Tecnicamente, tutta l'operazione sarà una replica di quanto accaduto il 17 settembre 2011, con l'aumento dell'aliquota Iva dal 20 al 21 per cento. Ma non bisogna dimenticare che nel frattempo la crisi economica è peggiorata e il mercato immobiliare – bloccato anche dal crollo delle erogazioni di mutui – ha iniziato una fase negativa le cui conseguenze sono ancora tutte da verificare.

Diventa impossibile, allora, prevedere se sia più alto il rischio di una spinta inflazionistica con un arrotondamento dei prezzi, che pure ci fu all'indomani del 17 settembre, o se invece sia più pericoloso l'effetto di ulteriore depressione dei consumi e della domanda interna.

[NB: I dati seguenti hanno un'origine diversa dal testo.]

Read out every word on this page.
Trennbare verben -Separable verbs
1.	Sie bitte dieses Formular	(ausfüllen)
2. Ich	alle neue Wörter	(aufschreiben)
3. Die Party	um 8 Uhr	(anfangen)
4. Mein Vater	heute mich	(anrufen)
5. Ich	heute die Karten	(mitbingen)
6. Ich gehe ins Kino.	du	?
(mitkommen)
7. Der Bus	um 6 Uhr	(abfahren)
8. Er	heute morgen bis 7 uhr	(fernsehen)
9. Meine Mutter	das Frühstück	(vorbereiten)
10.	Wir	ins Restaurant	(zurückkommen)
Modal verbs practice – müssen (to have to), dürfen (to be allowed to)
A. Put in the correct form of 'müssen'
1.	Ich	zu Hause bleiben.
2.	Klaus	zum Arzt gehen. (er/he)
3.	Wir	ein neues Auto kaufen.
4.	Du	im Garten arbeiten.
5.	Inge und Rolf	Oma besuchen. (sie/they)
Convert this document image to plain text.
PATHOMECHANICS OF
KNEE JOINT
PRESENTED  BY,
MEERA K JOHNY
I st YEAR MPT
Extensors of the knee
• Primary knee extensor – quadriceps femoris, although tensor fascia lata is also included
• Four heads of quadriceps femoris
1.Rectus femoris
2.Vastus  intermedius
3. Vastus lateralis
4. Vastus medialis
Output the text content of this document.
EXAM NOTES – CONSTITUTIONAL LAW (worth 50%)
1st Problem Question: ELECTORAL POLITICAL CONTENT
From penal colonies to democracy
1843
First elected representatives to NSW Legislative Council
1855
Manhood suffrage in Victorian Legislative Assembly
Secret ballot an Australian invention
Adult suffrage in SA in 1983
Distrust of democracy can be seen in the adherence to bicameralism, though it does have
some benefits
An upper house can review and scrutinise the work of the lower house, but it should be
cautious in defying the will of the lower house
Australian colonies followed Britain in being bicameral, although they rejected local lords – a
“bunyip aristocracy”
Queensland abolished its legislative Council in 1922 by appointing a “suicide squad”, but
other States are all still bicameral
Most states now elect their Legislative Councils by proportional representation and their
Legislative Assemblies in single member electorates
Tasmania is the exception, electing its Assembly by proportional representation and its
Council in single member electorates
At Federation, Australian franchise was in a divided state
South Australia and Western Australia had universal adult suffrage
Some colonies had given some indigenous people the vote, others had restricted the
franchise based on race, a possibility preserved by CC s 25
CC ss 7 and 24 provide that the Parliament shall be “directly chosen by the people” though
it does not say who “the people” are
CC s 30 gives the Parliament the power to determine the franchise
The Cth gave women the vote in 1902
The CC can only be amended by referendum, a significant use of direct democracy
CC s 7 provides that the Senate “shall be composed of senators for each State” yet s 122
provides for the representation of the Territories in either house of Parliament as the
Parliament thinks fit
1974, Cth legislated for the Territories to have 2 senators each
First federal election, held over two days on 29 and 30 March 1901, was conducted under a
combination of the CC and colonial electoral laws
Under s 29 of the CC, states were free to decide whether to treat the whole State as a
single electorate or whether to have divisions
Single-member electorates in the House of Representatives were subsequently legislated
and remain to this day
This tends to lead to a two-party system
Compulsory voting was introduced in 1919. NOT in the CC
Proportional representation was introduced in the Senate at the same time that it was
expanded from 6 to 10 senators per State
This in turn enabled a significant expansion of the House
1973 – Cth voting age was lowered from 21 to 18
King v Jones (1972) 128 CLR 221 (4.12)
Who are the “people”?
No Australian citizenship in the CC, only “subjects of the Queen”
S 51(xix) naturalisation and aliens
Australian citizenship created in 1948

Oltretutto, l'aumento dell'Iva coinciderà con la fine della detrazione extra large del 50% sul recupero edilizio e con il 55% per il risparmio energetico, destinati proprio dal 1° luglio 2013 a tornare al 36 per cento. Ecco perché non è escluso che il nuovo Governo decida di rimettere mano al dossier Iva, per scongiurarne definitivamente il rincaro. Dopotutto, servirebbe molto meno dei 6,5 miliardi di euro citati dalla norma contenente la clausola di salvaguardia con l'aumento delle imposte indirette: quella cifra, infatti, tiene ancora conto dell'aumento dell'aliquota al 10%, che la legge di stabilità ha cassato.